¿Como qué para nada? Piensan ustedes con el sentimiento de los sentidos que no alcanzan la razón. Piensan apenas con lo que derivaría del hecho de que, siendo niños, en un juego de tarjetas, la tarjeta no tendría cualquier valor, excepto el valor marginal que debemos atribuir a un juego lúdico capaz de entretenernos por algunos instantes.
Fatal entendimiento, pues si a una familia se le ocurre viajar a España con una tarjeta avalada por frijoles, teniendo la infelicidad de tener que darle uso, caerá en la gran probabilidad de una eminente desgracia, semejante a aquella que un conductor tiene cuando bajando una escarpada cuesta, pisa el freno y descubre que, aun estando a la distancia del pie y pisándolo con toda su fuerza, el freno no responde y el vehículo sigue tan campante como si nada fuera ocurrir.
Las tarjetas cuestan dinero y, probablemente, (es mi opinión sin fundamento comprobatorio) a la autonómica administración acaba costando mucho más de lo que vale.
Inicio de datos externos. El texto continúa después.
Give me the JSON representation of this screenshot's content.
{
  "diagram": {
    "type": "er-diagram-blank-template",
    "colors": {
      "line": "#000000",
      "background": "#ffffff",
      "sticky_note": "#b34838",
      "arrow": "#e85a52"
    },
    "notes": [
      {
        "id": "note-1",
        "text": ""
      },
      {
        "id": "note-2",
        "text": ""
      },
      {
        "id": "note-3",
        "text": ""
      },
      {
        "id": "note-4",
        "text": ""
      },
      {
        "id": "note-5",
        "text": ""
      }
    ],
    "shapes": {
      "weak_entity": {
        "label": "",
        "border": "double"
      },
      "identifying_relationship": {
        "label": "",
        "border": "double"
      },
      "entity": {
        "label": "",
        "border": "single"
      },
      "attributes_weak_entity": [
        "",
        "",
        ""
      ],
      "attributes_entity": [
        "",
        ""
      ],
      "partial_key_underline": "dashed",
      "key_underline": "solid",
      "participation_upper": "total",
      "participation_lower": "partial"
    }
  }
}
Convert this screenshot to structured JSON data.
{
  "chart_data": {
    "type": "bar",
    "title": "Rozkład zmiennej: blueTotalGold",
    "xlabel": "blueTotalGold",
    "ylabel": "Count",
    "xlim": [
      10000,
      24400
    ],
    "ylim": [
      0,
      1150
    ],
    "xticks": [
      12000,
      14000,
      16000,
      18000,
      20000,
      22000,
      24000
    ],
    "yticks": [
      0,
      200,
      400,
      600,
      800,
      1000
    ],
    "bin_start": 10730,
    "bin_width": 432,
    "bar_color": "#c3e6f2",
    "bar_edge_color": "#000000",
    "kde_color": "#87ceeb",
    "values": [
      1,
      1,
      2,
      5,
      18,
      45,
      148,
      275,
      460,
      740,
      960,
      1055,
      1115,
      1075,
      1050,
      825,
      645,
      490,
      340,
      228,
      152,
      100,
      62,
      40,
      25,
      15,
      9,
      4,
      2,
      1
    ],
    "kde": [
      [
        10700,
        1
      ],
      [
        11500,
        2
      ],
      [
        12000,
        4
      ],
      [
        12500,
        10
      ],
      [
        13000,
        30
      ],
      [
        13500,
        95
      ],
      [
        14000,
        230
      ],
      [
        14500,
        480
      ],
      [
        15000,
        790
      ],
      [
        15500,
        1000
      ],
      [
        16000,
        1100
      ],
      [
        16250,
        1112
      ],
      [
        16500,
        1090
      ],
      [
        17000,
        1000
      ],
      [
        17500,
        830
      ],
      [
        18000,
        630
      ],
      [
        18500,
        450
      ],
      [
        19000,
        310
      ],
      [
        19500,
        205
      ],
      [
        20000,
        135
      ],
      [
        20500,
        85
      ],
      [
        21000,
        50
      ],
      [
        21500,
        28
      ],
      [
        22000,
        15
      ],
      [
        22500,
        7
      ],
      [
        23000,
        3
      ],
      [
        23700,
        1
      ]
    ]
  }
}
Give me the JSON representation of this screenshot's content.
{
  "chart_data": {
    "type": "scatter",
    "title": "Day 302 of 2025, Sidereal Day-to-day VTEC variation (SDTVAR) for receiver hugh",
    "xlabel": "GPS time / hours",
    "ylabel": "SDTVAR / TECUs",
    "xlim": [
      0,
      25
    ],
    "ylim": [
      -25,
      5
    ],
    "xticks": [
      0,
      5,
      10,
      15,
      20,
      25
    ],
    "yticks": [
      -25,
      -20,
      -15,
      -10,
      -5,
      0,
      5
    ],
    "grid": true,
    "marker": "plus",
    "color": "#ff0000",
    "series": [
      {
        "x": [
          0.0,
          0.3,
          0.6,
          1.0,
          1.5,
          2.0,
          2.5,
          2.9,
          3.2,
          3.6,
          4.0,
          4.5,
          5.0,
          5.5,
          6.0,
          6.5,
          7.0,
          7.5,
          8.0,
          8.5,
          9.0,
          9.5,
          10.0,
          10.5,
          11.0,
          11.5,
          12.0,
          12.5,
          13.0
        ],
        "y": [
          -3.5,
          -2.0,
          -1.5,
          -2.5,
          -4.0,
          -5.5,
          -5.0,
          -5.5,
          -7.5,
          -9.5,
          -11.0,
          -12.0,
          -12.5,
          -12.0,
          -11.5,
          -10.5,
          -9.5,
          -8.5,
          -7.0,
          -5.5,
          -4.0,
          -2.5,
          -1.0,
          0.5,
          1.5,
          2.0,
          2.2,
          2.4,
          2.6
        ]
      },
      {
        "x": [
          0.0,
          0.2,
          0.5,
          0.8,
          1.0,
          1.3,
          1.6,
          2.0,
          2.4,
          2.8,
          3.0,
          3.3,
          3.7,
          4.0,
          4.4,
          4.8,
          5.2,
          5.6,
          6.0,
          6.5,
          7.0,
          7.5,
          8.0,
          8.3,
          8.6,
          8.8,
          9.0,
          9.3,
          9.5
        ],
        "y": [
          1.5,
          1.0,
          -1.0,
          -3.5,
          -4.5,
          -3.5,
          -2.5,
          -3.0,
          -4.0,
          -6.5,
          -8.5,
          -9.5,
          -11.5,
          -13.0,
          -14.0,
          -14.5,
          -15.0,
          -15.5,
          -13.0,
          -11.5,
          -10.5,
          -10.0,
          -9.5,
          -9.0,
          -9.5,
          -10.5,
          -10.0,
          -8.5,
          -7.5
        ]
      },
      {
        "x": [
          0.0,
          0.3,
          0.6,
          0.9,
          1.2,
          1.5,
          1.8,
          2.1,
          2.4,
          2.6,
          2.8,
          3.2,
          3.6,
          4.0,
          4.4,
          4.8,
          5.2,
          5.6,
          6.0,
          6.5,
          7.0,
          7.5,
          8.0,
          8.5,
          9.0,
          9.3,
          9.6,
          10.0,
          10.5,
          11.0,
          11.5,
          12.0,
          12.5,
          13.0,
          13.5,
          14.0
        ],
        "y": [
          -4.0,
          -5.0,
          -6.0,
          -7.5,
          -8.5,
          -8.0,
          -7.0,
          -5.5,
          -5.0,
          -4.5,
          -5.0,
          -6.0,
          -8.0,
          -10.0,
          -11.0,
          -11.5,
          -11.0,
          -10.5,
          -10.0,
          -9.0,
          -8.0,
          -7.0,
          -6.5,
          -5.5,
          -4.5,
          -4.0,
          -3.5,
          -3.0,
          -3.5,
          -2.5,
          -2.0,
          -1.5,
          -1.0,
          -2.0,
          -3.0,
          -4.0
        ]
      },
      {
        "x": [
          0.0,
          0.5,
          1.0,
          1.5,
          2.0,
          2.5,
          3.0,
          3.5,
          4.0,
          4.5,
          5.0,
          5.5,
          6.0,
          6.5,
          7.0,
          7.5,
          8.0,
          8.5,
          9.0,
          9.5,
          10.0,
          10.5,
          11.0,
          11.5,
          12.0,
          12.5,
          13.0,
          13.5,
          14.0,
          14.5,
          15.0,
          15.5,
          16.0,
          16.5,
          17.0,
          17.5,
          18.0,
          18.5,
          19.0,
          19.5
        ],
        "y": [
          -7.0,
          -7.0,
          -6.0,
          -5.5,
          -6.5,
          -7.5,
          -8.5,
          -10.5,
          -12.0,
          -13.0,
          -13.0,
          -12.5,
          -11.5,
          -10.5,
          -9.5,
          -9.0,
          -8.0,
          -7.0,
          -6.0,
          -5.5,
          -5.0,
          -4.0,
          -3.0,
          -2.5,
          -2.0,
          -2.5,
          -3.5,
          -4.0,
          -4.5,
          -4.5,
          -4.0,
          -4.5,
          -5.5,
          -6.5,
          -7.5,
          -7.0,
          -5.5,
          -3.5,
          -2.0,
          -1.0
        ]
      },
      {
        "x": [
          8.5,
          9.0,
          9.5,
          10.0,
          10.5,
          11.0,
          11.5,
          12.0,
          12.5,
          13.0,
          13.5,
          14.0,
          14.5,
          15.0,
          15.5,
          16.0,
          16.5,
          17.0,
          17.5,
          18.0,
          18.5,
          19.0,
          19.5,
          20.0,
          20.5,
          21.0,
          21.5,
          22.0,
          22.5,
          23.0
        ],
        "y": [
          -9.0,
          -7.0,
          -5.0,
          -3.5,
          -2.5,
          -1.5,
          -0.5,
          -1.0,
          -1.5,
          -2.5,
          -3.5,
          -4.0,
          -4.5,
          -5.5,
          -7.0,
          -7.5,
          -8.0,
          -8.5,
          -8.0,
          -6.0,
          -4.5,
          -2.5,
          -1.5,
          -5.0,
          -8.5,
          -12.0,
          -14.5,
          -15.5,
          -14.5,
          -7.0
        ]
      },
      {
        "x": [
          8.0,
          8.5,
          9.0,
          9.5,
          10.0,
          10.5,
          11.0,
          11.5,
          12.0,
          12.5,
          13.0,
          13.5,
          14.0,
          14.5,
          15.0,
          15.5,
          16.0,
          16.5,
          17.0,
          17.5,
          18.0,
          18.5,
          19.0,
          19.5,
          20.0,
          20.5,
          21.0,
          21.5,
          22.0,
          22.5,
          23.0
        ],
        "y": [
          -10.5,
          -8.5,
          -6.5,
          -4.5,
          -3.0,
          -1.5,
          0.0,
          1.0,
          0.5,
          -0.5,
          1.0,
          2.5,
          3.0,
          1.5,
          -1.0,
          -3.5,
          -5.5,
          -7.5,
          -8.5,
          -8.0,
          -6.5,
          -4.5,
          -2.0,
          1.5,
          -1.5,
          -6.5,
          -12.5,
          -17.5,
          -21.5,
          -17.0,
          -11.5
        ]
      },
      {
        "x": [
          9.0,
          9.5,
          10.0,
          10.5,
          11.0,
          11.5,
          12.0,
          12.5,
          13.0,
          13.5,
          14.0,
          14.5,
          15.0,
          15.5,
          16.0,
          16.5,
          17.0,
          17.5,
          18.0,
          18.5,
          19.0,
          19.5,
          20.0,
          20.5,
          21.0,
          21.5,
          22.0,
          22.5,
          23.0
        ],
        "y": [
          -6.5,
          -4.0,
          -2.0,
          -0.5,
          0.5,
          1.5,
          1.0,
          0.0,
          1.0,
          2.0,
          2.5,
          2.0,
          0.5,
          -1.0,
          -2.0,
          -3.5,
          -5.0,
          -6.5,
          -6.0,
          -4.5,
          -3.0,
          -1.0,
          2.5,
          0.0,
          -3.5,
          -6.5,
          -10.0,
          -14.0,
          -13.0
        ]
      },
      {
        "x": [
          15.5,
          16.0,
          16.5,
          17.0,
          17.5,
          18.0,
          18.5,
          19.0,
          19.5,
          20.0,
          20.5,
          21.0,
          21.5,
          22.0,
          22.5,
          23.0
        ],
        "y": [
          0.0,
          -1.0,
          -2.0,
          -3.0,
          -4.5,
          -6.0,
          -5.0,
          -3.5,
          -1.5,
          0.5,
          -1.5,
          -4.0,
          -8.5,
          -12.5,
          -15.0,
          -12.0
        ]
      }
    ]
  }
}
Y no será porque el gestor público nada entiende de la relación costo/beneficio, pues, si no la entiende, porque no forma parte de su saber, un intermediario entendedor acabará explicándosela.
Vamos, que el negocio de la tarjeta no puede ser un simple golpe de marketing. De la misma forma, no es un golpe de marketing el porrazo que quieren dar en la cabeza de los gallegos residentes-ausentes, exigiéndoles, después de impedir que voten en el listón que imponen en su municipio de origen, que voten en las estaduales y europeas, bien exprimidos y concentrados en una urna de cristal, distante veinte mil leguas de viaje submarino.